Y ahí empezó el largo,
larguísimo tormento de la niña. Una cría que nunca tuvo amigos. Que
jamás pudo jugar con chicos de su edad. “No he tenido infancia”, le
dijo un día Hildegart al periodista Eduardo de Guzmán: “La necesité
íntegra para estudiar sin descanso de día y de noche”. Una vecina con
la que las dos mujeres llegaron a entablar bastante relación (Hilde le
llamaba la abuelita) declaró en el juicio que en doce años jamás las
había visto besarse, y la propia Aurora dijo que había acariciado a su
hija en muy contadas ocasiones, y sólo cuando ya estaba muy crecida.
También reconoció que a veces le pegaba. La madre de una compañera de
colegio dijo de Aurora, “que nos era odiosa a todas las demás madres”,
iba a llevar y a recoger a Hilde a clase, y que era raro el día en que
no la cubría de improperios y golpes por algún motivo nimio, un lápiz
perdido, un error en un ejercicio.
Imaginemos a esa niña
completamente sola, sometida al sádico capricho de una madre demente.
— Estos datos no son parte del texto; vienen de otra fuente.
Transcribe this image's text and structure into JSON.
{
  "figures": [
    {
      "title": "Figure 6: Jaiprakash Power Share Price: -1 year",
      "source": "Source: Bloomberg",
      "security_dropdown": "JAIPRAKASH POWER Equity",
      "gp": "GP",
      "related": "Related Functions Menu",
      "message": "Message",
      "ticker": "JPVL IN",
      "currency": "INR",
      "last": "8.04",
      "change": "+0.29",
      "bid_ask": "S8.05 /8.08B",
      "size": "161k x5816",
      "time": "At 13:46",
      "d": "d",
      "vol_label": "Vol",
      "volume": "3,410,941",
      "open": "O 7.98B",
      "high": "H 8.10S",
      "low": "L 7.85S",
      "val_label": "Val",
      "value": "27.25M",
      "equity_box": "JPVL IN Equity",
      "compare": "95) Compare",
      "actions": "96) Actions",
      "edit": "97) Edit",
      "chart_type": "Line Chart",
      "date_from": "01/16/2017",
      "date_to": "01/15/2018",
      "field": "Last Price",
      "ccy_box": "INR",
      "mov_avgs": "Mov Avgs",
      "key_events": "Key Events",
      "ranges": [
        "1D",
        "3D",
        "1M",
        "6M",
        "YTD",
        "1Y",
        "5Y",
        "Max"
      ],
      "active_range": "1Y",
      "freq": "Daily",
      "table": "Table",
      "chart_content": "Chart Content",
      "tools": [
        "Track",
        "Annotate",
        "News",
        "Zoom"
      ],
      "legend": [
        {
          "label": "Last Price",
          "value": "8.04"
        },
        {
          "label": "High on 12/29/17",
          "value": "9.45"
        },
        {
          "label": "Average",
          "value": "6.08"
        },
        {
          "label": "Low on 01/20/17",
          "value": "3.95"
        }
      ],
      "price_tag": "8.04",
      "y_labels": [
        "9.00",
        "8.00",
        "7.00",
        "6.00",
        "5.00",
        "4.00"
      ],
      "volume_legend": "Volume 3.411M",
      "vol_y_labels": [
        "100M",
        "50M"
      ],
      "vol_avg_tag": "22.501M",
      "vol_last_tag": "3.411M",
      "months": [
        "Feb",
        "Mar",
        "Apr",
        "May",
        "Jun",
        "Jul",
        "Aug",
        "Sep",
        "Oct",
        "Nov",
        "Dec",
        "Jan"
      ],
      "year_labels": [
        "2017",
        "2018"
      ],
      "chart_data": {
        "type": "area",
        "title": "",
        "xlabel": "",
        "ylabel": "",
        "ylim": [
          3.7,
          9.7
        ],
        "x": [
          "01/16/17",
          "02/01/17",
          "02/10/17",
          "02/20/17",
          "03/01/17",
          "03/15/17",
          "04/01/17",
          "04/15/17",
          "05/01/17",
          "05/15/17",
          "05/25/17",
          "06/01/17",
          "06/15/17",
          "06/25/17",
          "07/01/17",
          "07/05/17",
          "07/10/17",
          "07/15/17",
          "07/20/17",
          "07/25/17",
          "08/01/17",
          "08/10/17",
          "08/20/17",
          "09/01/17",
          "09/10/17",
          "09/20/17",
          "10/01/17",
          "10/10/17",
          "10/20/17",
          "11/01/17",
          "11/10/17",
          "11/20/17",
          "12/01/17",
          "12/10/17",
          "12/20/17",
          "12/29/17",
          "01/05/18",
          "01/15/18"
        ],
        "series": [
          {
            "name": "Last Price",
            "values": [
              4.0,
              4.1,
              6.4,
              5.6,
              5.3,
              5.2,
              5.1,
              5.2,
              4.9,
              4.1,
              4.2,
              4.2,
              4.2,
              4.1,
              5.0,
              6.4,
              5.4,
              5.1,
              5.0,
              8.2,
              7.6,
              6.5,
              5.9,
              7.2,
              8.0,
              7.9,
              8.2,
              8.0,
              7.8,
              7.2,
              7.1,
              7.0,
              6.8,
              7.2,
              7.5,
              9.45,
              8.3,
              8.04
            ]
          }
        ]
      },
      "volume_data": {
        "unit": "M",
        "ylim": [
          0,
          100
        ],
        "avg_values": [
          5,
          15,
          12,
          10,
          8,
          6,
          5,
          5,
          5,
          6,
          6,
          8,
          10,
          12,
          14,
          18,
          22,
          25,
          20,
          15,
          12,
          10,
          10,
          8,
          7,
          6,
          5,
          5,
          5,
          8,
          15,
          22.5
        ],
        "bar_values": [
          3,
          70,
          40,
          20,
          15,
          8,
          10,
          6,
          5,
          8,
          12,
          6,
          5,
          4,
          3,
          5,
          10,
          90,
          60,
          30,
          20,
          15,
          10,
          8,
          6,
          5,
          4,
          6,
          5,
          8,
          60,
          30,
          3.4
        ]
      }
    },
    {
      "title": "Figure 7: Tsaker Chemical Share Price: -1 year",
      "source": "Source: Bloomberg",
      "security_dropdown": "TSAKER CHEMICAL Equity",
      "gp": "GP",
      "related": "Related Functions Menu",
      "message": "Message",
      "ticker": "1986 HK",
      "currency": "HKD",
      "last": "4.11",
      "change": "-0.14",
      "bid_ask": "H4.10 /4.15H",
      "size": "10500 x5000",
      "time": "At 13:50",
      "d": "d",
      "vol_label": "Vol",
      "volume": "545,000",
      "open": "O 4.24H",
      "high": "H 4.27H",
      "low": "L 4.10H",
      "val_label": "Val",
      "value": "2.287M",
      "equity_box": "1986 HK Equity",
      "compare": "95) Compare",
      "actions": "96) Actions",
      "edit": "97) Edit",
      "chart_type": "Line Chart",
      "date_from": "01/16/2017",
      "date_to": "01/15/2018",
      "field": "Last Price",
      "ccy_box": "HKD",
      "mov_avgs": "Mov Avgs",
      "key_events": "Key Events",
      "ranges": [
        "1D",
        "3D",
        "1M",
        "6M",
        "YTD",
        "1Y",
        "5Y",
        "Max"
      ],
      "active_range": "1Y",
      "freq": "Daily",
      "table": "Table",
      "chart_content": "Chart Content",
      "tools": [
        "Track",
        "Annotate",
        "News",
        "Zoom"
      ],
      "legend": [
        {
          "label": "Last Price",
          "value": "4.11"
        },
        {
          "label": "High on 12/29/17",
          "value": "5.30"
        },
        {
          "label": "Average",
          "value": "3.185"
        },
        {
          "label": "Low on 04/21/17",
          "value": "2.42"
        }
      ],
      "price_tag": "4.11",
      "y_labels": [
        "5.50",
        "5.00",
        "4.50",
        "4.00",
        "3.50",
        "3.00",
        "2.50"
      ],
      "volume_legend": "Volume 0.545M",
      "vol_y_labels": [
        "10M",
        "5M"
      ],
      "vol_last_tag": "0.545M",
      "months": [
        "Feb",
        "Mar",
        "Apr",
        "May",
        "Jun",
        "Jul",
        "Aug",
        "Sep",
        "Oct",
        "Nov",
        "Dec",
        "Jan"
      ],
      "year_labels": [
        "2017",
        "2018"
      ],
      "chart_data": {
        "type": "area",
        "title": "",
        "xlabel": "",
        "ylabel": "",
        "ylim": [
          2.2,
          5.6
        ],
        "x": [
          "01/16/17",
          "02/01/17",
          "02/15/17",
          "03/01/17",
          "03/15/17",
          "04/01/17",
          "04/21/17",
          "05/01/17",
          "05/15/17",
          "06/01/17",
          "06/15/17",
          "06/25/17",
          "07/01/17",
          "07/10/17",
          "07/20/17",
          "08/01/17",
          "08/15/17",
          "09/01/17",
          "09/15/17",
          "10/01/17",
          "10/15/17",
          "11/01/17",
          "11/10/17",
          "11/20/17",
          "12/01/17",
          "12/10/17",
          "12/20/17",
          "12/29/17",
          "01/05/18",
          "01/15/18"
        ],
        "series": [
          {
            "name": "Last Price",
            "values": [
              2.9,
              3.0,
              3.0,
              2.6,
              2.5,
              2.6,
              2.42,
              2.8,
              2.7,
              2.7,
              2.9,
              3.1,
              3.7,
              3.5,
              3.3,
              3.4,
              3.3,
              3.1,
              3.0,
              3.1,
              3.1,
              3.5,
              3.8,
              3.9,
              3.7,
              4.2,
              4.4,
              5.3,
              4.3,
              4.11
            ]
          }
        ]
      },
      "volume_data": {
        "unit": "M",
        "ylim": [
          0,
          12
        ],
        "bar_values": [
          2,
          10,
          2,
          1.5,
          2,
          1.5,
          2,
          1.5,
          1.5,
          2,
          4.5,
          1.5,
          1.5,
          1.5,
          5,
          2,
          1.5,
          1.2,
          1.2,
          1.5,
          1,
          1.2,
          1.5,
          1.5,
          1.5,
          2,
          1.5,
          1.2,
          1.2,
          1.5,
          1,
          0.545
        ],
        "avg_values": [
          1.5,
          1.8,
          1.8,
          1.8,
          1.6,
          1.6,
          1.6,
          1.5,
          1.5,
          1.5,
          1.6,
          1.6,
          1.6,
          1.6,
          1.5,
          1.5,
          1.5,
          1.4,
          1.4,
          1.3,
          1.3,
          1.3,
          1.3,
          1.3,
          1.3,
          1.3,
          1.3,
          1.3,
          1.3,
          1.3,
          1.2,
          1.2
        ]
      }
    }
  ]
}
Año tras año, Aurora obligó a Hilde a cumplir su mesiánico programa; y
cuando la cría alcanzó los catorce, la lanzó al mundo como
conferenciante, política, periodista, escritora. Para entonces vivían
en un pequeño ático de dos habitaciones y terraza en Galileo, 44, tan
aisladas de todos que en la mesa del comedor sólo había dos sillas.
Iban siempre vestidas de negro, “para evitar las tentaciones de la
coquetería”. Hilde se pasaba el día aporreando su máquina de escribir.
“¡Trabaja, hija, trabaja!”, ordenaba Aurora cada vez que se detenía el
tecleo siquiera un instante (lo contó la criada). La madre acompañaba a
su hija absolutamente a todas partes, incluso a las reuniones de
partido; y si, cuando iban a un periódico a entregar algún artículo,
Hildegart se entretenía hablando un momento con los compañeros, Aurora
la obligaba a interrumpir la charla y a marcharse, en más de una
ocasión con lágrimas en los ojos.
Todo esto era ya lo
suficientemente horrible, pero, aunque parezca mentira, empeoró.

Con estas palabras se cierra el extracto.